Two University of Toronto’s professors and lead collaborators of Mapping Ararat: An Imaginary Jewish Homelands Project, Melissa Shiff, lead artist and project director, and Louis Kaplan, chief historian and theorist, overviewed the project to the audience of University of Miami (UM) geography, history, and Judaic studies students and scholars during a presentation co-sponsored by the Art & Art History Department and Judaic Studies Program of the UM College of Arts & Sciences, and the UM Leonard Miller Center of Contemporary Judaic Studies.
Mapping Ararat was envisioned as work of historical fiction, typically a literary genre, using digital means through world-making and global positioning, Shiff explained.
“Mapping Ararat uses Augmented Reality to conjure the Jewish ghosts which are haunting Grand Island and its history,” Shiff added.
“So who was this dreamer?” asked Kaplan in reference to Noah, the visionary of Ararat. He was the most prominent American Jew of the pre-civil war era, who was renowned as playwright, diplomat, and newspaper publisher. Kaplan noted that Noah’s work abroad and his knowledge of international anti-Semitic violence, specifically the Hep-Hep Riots of 1819, led to his proto-Zionist initiative to create a Jewish refuge.

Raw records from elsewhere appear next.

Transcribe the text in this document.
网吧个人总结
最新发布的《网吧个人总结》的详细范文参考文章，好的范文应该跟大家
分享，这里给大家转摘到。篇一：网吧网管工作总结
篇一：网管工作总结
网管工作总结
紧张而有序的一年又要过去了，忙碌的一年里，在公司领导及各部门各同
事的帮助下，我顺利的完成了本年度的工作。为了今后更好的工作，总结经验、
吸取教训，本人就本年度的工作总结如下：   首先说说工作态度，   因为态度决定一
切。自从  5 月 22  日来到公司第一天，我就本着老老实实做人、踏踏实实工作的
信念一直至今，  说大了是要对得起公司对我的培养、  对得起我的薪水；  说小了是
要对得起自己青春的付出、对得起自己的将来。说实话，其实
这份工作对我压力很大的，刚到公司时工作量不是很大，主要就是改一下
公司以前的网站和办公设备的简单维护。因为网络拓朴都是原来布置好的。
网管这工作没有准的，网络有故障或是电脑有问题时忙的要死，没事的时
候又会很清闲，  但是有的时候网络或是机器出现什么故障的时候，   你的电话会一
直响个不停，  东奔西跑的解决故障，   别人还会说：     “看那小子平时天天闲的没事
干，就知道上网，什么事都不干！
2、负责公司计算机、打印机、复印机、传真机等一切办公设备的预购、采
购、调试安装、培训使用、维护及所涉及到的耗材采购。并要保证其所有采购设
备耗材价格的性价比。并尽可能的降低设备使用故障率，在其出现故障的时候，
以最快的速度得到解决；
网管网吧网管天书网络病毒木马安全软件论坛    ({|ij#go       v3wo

The imaginary digital version of Ararat is comprised of 24 augments or virtual attractions. The majority of these augments are historically based fictionalizations, because there is only one relic, aside from texts, which remains - the cornerstone from the proclamation ceremony. Finding the augments resembles a kind of treasure hunt, where visitors use their smart phones to see the augments overlaid in the natural environment. The program has been embraced by the visitors of all backgrounds and widely embraced by the local Jewish community.